Particular Aspects Related to CD4+ Level in a Group of HIV-Infected Patients and Associated Acute Coronary Syndrome
Round 1
Reviewer 1 Report
“Particular aspects related to CD4+ level in a group of HIV-infected patients and associated acute coronary syndrome”
The study includes important information on HIV infected patients who are at high risk for cardiovascular disease is an extensive and meticulous quality work. As for the experimental design and the innovative work I have no comments, these are only observations in terms of understanding the text and how to describe their results, I hope my comments serve to improve the reading of these and highlight them as they were without doubt of great relevance.
Abstract
ü I recommend that authors avoid extensive repetition, as authors mentioned two times (Our study is…, The aim of the present 21 study was…) and simply not write results in sentences but provide more condensed discussion with analysis data.
Introduction
ü Introduction does not set a problem and the need for this work properly. What has been done and what information is missing?
ü The authors have included unnecessary information which is not appropriate in this section. This information may be succinctly added to the discussion, when describing facts and comparing with the previous data.
ü Current scenarios for potential effects of the COVID-19 pandemic and the other potential impact of improvements preferentially targeting all ages survival due to this risk factor (HIV), could you please provide the some link between these.
Results and discussion
The data interpretation is well presented, the statistical significance of obtained data is little needed to improve. Please get some reference from Global Burden of Disease (GBD) studies.
The conclusion does not provide aspects mentioned in the title and body of the text as epidemiological perspectives, and clinical and diagnostic advances, and future plan according to socio-demographic predictor variables.
ü There are some typographical errors. These should be corrected.
Author Response
Dear reviewer,
We thank you for your observations that will make the study appropriate for publication. We took into consideration your observations and we did our best to make the changes required.
Some expressions and phrases were changed in order to avoid repetition.
In the Introduction section we precised more clear the problematic and the purpose of the study and some considerations were moved to the Discussion section.
Also, we included information according to Global Burden of Disease studies.
Our conclusions were adjusted to provide aspects mentioned in the title and body of the text.
Typographical errors were corrected.
Best regards.
Reviewer 2 Report
This manuscript by Bajdechi M investigates the implication of immune status assessed by CD4+ nadir on the outcome of HIV infected patients and associated acute coronary syndrome. For this study, they recruited 50 patients with HIV infection that associated an acute coronary syndrome, divided into two subgroups based on the nadir of CD4+ cells. They found that HIV patients with affected immune status with lower CD4+ nadir, the extension of coronary artery disease assessed by SYNTAX scores was significantly higher, these patients having also significantly lower mean values of CD4+ count at similar cardiovascular risk factors, coronary lesions and baseline characteristics. They also observed higher risk of major and minor bleeding at one year.

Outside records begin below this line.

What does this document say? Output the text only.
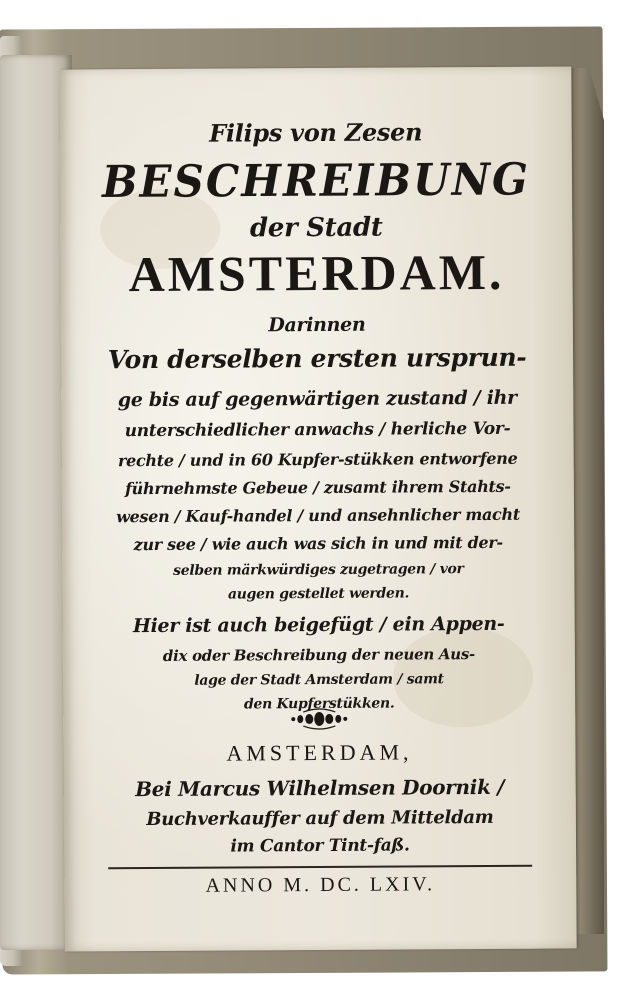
Filips von Zesen
BESCHREIBUNG
der Stadt
AMSTERDAM.
Darinnen
Von derselben ersten ursprun-
ge bis auf gegenwärtigen zustand / ihr
unterschiedlicher anwachs / herliche Vor-
rechte / und in 60 Kupfer-stükken entworfene
führnehmste Gebeue / zusamt ihrem Stahts-
wesen / Kauf-handel / und ansehnlicher macht
zur see / wie auch was sich in und mit der-
selben märkwürdiges zugetragen / vor
augen gestellet werden.
Hier ist auch beigefügt / ein Appen-
dix oder Beschreibung der neuen Aus-
lage der Stadt Amsterdam / samt
den Kupferstükken.
AMSTERDAM,
Bei Marcus Wilhelmsen Doornik /
Buchverkauffer auf dem Mitteldam
im Cantor Tint-faß.
ANNO M. DC. LXIV.
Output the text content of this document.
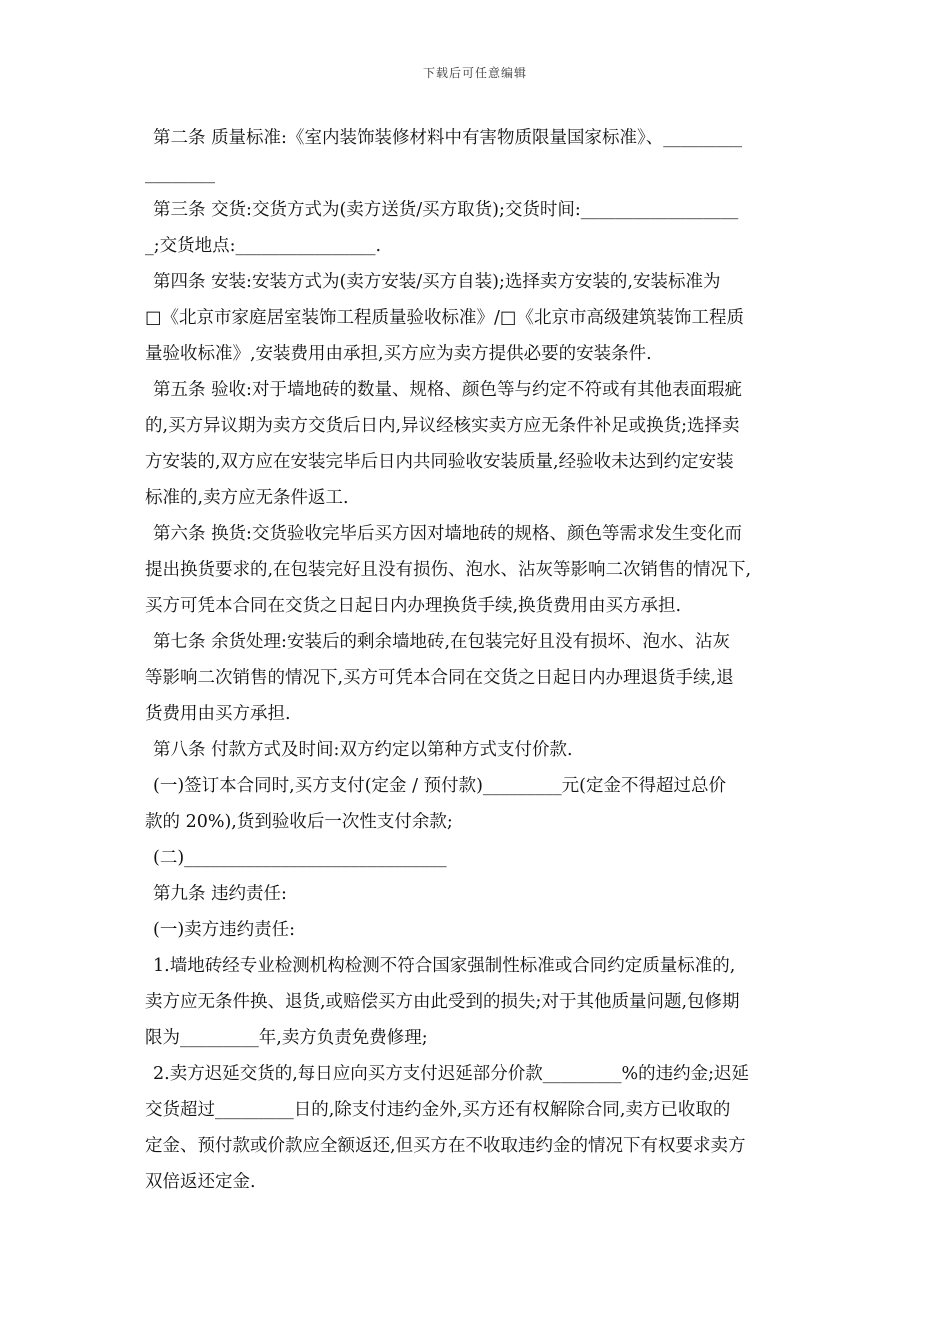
下载后可任意编辑
第二条 质量标准:《室内装饰装修材料中有害物质限量国家标准》、_________
________
第三条 交货:交货方式为(卖方送货/买方取货);交货时间:__________________
_;交货地点:________________.
第四条 安装:安装方式为(卖方安装/买方自装);选择卖方安装的,安装标准为
□《北京市家庭居室装饰工程质量验收标准》/□《北京市高级建筑装饰工程质
量验收标准》,安装费用由承担,买方应为卖方提供必要的安装条件.
第五条 验收:对于墙地砖的数量、规格、颜色等与约定不符或有其他表面瑕疵
的,买方异议期为卖方交货后日内,异议经核实卖方应无条件补足或换货;选择卖
方安装的,双方应在安装完毕后日内共同验收安装质量,经验收未达到约定安装
标准的,卖方应无条件返工.
第六条 换货:交货验收完毕后买方因对墙地砖的规格、颜色等需求发生变化而
提出换货要求的,在包装完好且没有损伤、泡水、沾灰等影响二次销售的情况下,
买方可凭本合同在交货之日起日内办理换货手续,换货费用由买方承担.
第七条 余货处理:安装后的剩余墙地砖,在包装完好且没有损坏、泡水、沾灰
等影响二次销售的情况下,买方可凭本合同在交货之日起日内办理退货手续,退
货费用由买方承担.
第八条 付款方式及时间:双方约定以第种方式支付价款.
(一)签订本合同时,买方支付(定金 / 预付款)_________元(定金不得超过总价
款的 20%),货到验收后一次性支付余款;
(二)______________________________
第九条 违约责任:
(一)卖方违约责任:
1.墙地砖经专业检测机构检测不符合国家强制性标准或合同约定质量标准的,
卖方应无条件换、退货,或赔偿买方由此受到的损失;对于其他质量问题,包修期
限为_________年,卖方负责免费修理;
2.卖方迟延交货的,每日应向买方支付迟延部分价款_________%的违约金;迟延
交货超过_________日的,除支付违约金外,买方还有权解除合同,卖方已收取的
定金、预付款或价款应全额返还,但买方在不收取违约金的情况下有权要求卖方
双倍返还定金.
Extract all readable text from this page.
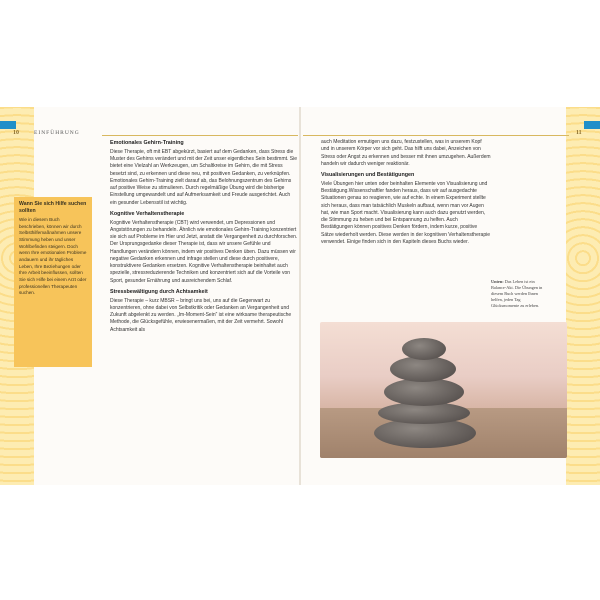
10	EINFÜHRUNG	11
Wann Sie sich Hilfe suchen sollten

Wie in diesem Buch beschrieben, können wir durch Selbsthilfemaßnahmen unsere Stimmung heben und unser Wohlbefinden steigern. Doch wenn Ihre emotionalen Probleme andauern und ihr tägliches Leben, Ihre Beziehungen oder Ihre Arbeit beeinflussen, sollten Sie sich Hilfe bei einem Arzt oder professionellen Therapeuten suchen.

Emotionales Gehirn-Training

Diese Therapie, oft mit EBT abgekürzt, basiert auf dem Gedanken, dass Stress die Muster des Gehirns verändert und mit der Zeit unser eigentliches Sein bestimmt. Sie bietet eine Vielzahl an Werkzeugen, um Schaltkreise im Gehirn, die mit Stress besetzt sind, zu erkennen und diese neu, mit positiven Gedanken, zu verknüpfen. Emotionales Gehirn-Training zielt darauf ab, das Belohnungszentrum des Gehirns auf positive Weise zu stimulieren. Durch regelmäßige Übung wird die bisherige Einstellung umgewandelt und auf Aufmerksamkeit und Freude ausgerichtet. Auch ein gesunder Lebensstil ist wichtig.

Kognitive Verhaltenstherapie

Kognitive Verhaltenstherapie (CBT) wird verwendet, um Depressionen und Angststörungen zu behandeln. Ähnlich wie emotionales Gehirn-Training konzentriert sie sich auf Probleme im Hier und Jetzt, anstatt die Vergangenheit zu durchforschen. Der Ursprungsgedanke dieser Therapie ist, dass wir unsere Gefühle und Handlungen verändern können, indem wir positives Denken üben. Dazu müssen wir negative Gedanken erkennen und infrage stellen und diese durch positivere, konstruktivere Gedanken ersetzen. Kognitive Verhaltenstherapie beinhaltet auch spezielle, stressreduzierende Techniken und konzentriert sich auf die Vorteile von Sport, gesunder Ernährung und ausreichendem Schlaf.

Stressbewältigung durch Achtsamkeit

Diese Therapie – kurz MBSR – bringt uns bei, uns auf die Gegenwart zu konzentrieren, ohne dabei von Selbstkritik oder Gedanken an Vergangenheit und Zukunft abgelenkt zu werden. „Im-Moment-Sein“ ist eine wirksame therapeutische Methode, die Glücksgefühle, erwiesenermaßen, mit der Zeit vermehrt. Sowohl Achtsamkeit als

auch Meditation ermutigen uns dazu, festzustellen, was in unserem Kopf und in unserem Körper vor sich geht. Das hilft uns dabei, Anzeichen von Stress oder Angst zu erkennen und besser mit ihnen umzugehen. Außerdem handeln wir dadurch weniger reaktionär.

Visualisierungen und Bestätigungen

Viele Übungen hier unten oder beinhalten Elemente von Visualisierung und Bestätigung.Wissenschaftler fanden heraus, dass wir auf ausgedachte Situationen genau so reagieren, wie auf echte. In einem Experiment stellte sich heraus, dass man tatsächlich Muskeln aufbaut, wenn man vor Augen hat, wie man Sport macht. Visualisierung kann auch dazu genutzt werden, die Stimmung zu heben und bei Entspannung zu helfen. Auch Bestätigungen können positives Denken fördern, indem kurze, positive Sätze wiederholt werden. Diese werden in der kognitiven Verhaltenstherapie verwendet. Einige finden sich in den Kapiteln dieses Buchs wieder.

Unten: Das Leben ist ein Balance-Akt. Die Übungen in diesem Buch werden Ihnen helfen, jeden Tag Glücksmomente zu erleben.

Overall, the analysis are conducted well and the manuscript is well written.
Author Response
Dear Reviewer,
We thank you for spending time reading and analyzing our study. We appreciate your observations and comments and improved some aspects in the text and we hope that the study is suitable for publication.
Best regards!
Round 2
Reviewer 1 Report
I appreciate the authors; they have improved the quality of the manuscript for wider dissemination of the findings and broader readership. Now I recommend this revised manuscript entitled “Particular aspects related to CD4+ level in a group of HIV-infected patients and associated acute coronary syndrome” for publication.